"Say!" he sputtered, rubbing his head. "Say, what is this?"

Brand, profiting by his mistake, rose more cautiously, shut off the atomic motor, and approached a glass panel again. "God knows what it is," he said with a shrug. "Somehow, with our passing into the red area, the pull of gravity has been reduced by about ten, that's all."

"Oh, so that's all, is it? Well, what's happened to old Jupe's gravity?"

Again Brand shrugged. "I haven't any idea. Your guess is as good as mine."

He peered down through the panel, and stiffened in surprise.

"Dex!" he cried. "We're moving! And the motor is shut off!"

"We're drawing down closer to the ground, too," announced Dex, pointing to their altimeter. "Our altitude has been reduced five thousand feet in the last two minutes."

Quickly Brand turned on the motor in reverse. The space ship, as the rushing, reddish ground beneath indicated, continued to glide forward as though pulled by an invisible rope. He turned on full power. The ship's progress was checked a little. A very little! And the metallic red surface under them grew nearer as they steadily lost altitude.
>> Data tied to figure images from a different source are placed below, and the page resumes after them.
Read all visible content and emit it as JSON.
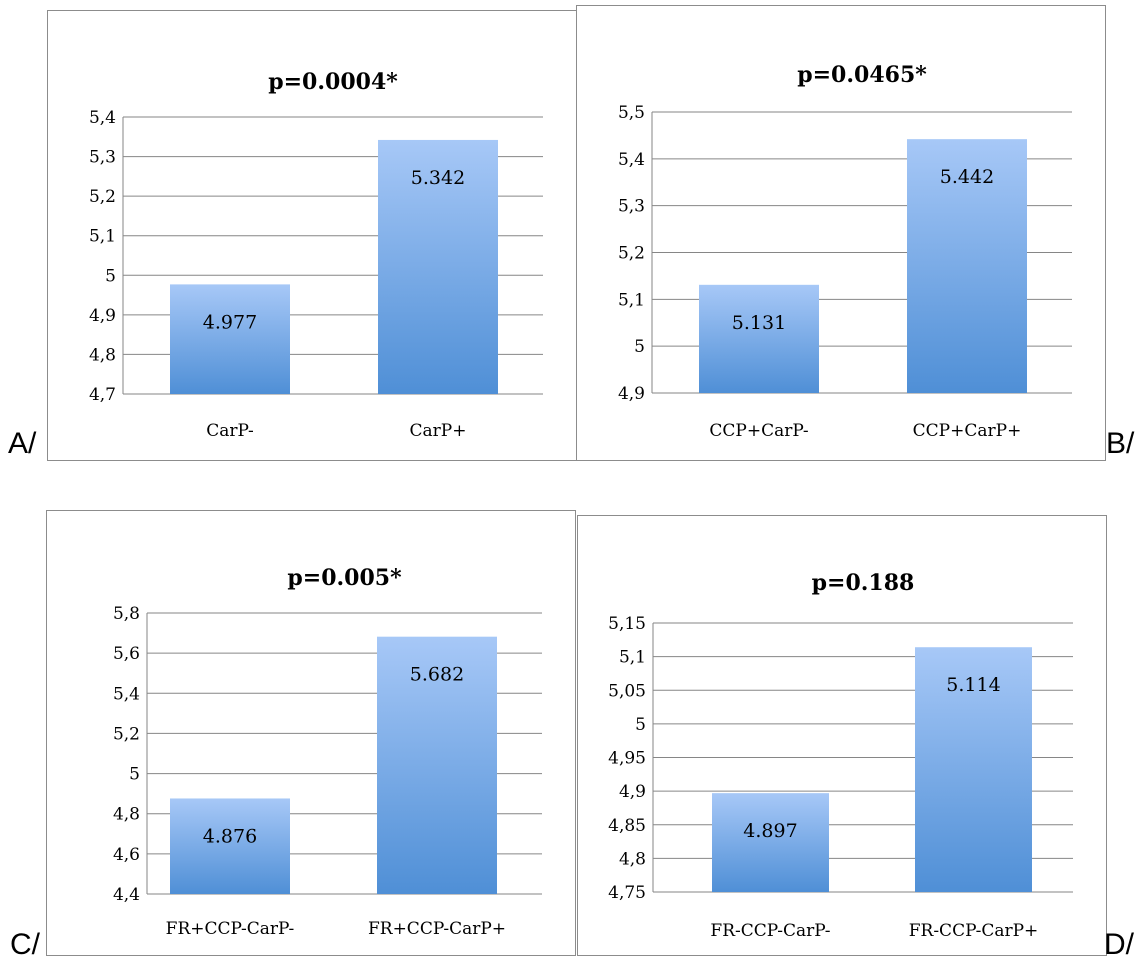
{
  "colors": {
    "bar_top": "#a7c8f7",
    "bar_bottom": "#4f8fd6",
    "grid": "#868686",
    "frame": "#8c8c8c",
    "text": "#000000"
  },
  "panel_letters": [
    "A/",
    "B/",
    "C/",
    "D/"
  ],
  "chart_data": [
    {
      "type": "bar",
      "title": "p=0.0004*",
      "categories": [
        "CarP-",
        "CarP+"
      ],
      "values": [
        4.977,
        5.342
      ],
      "data_labels": [
        "4.977",
        "5.342"
      ],
      "yticks": [
        "4,7",
        "4,8",
        "4,9",
        "5",
        "5,1",
        "5,2",
        "5,3",
        "5,4"
      ],
      "ylim": [
        4.7,
        5.4
      ],
      "grid": true
    },
    {
      "type": "bar",
      "title": "p=0.0465*",
      "categories": [
        "CCP+CarP-",
        "CCP+CarP+"
      ],
      "values": [
        5.131,
        5.442
      ],
      "data_labels": [
        "5.131",
        "5.442"
      ],
      "yticks": [
        "4,9",
        "5",
        "5,1",
        "5,2",
        "5,3",
        "5,4",
        "5,5"
      ],
      "ylim": [
        4.9,
        5.5
      ],
      "grid": true
    },
    {
      "type": "bar",
      "title": "p=0.005*",
      "categories": [
        "FR+CCP-CarP-",
        "FR+CCP-CarP+"
      ],
      "values": [
        4.876,
        5.682
      ],
      "data_labels": [
        "4.876",
        "5.682"
      ],
      "yticks": [
        "4,4",
        "4,6",
        "4,8",
        "5",
        "5,2",
        "5,4",
        "5,6",
        "5,8"
      ],
      "ylim": [
        4.4,
        5.8
      ],
      "grid": true
    },
    {
      "type": "bar",
      "title": "p=0.188",
      "categories": [
        "FR-CCP-CarP-",
        "FR-CCP-CarP+"
      ],
      "values": [
        4.897,
        5.114
      ],
      "data_labels": [
        "4.897",
        "5.114"
      ],
      "yticks": [
        "4,75",
        "4,8",
        "4,85",
        "4,9",
        "4,95",
        "5",
        "5,05",
        "5,1",
        "5,15"
      ],
      "ylim": [
        4.75,
        5.15
      ],
      "grid": true
    }
  ]
}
"Something seems to have got us by the nose," said Dex. "We're on our way to the center of the red spot, I guess—to find whatever it was that Journeyman found. And the radio communication his been broken somehow...."

Wordlessly, they stared out the panel, while the shell, quivering with the strain of the atomic motor's fight against whatever unseen force it was that relentlessly drew them forward, bore them swiftly toward the heart of the vast crimson area.